VINTE E TRÊS

            Estava passando pano no chão, usando um produto novo de limpeza que comprei por pena de um menino no farol. Então meu gato entrou da rua com as patas sujas, passou correndo pelo piso molhado, foi para o quarto e subiu na cama. Comecei a ralhar com ele, percebendo seus olhos esbugalhados. Logo ele começou a grunhir, se encolher, e defecou tudo o que pode, antes de morrer agarrado no travesseiro.

            Conforme aquela cena sinistra se desenrolava, minha reação natural foi de me afastar. Tive a sensação de que o gato estava sendo sugado por um canudinho, e quando tudo acabou eu espiava do corredor.

            Deus do céu, o que poderia ter feito aquilo? Pelas marcas que ele deixou no chão, me veio a compreensão quase imediata, vendo ele naquele poça de merda sobre a cama. Só poderia ter sido aquele produto limpeza. Uma "fórmula da morte" descartada em algum lugar público, que aquele menino encontrou e se divertia vendendo por aí. Bastava o contato com a pele para trazer dor, agonia e morte. 

            Ainda não acredito que fiz aquilo. Sair àquela hora atrás daquele menino. Pensei que era burrice e uma amostra de descontrole, porque nunca o encontraria, mas pasme, encontrei as garrafas com o produto. Estavam no mesmo local onde as comprei na primeira vez, mas dessa vez com uma mulher.

            Ela se aproximou do carro quando parei. Pedi um momento e estacionei ao lado do seu ponto de vendas. Quando desci do carro, a mulher parecia bem animada, porque pelo jeito as vendas iam mal. Olhei bem no fundo dos olhos dela. Eram ensebados, escuros e feios demais. Olhos de uma pessoa de uma estirpe totalmente diferente da minha. Deveria se hidratar mais, eu aconselharia, se não estivesse ali para dizer que mataram meu gato. Mas era isso mesmo que eu diria para ela?!
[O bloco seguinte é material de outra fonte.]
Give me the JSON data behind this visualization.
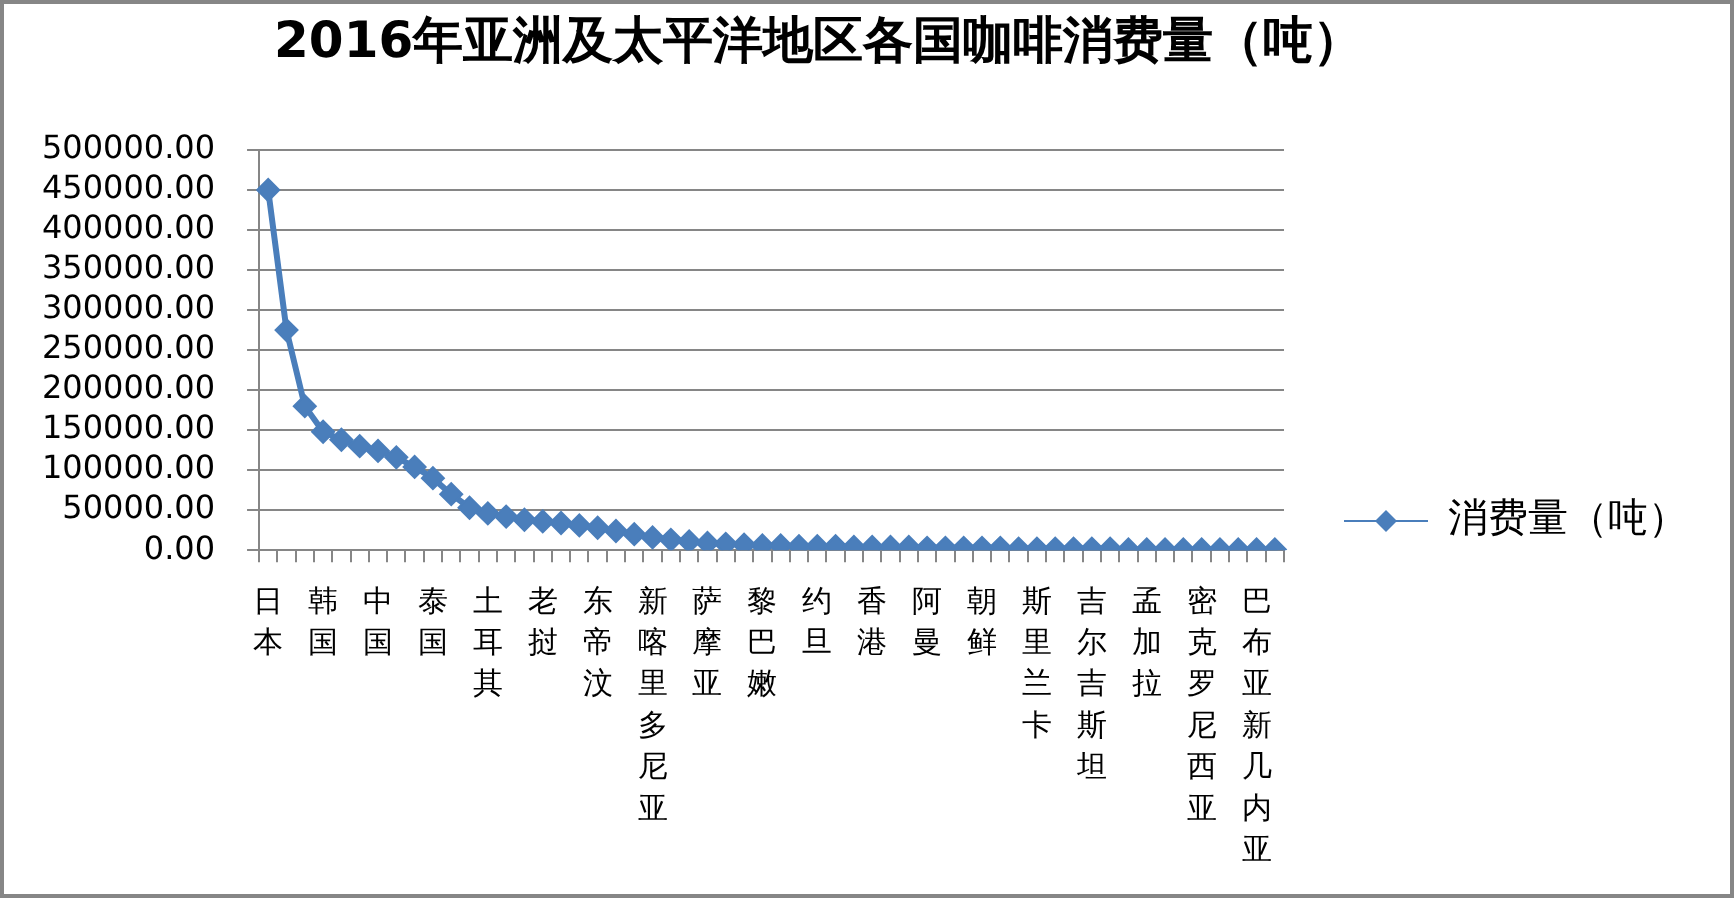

            Quero todos os produtos. Vou comprar todos eles, agora. 

            Ela me olhou com um aspecto sério, que se tornou indulgente depois de uma tragada no baseado, que só percebi agora entre seus dedos da mão esquerda. E em vez de ficar feliz com a notícia, pegar o dinheiro e ir para casa, ela disse NÃO.

            O seu "não" já era esperado por mim. Por isso nem insisti depois da resposta. Sabia que ela não queria vender todos os seus produtos de matar, porque iria acabar com a diversão deles.

            Ela era bem mais jovem, alta e forte do que eu, mas eu carregava um soco inglês no bolso, e com ele consegui derrubá-la com golpe forte no maxilar. Me empolguei um pouco, pensando no gato e na sujeira em cima da cama. Quando parei, ela parecia estar na mesma condição do gato.

            Ouvi gritos histéricos de uma mulher desesperada, que veio ver o que acontecia atrás da placa. Ela estava atrás de mim, me olhando, com a filha no colo. Depois correu para dentro do carro, e nem prendeu a criança na cadeirinha no banco de trás antes sair com o veículo.

            Me apressei em carregar o carro com todas as garrafas, e voltei para casa com elas. Comecei a rir quando fechei a garagem, e então parei de rir. E se não fosse nada daquilo? Pensei. Porra, os gatos da vizinhança estavam sendo envenenados com composto 1080 o mês todo...

            Bati de porta em porta, distribuindo garrafas coloridas para meus vizinhos mais próximos. O policial militar aposentado que varria a calçada cinco vezes ao dia, a professora do jardim de infância, a família de negros, e o velho dos lulus-da-pomerânia.

            O outro dia foi um dia de sol, como todos os dias de verão estavam sendo naquele ano. Quando espiei pelo postigo da porta, depois de ouvir muitos gritos de terror e lamento, qual não foi minha felicidade ao constatar que não havia matado uma mulher inocente.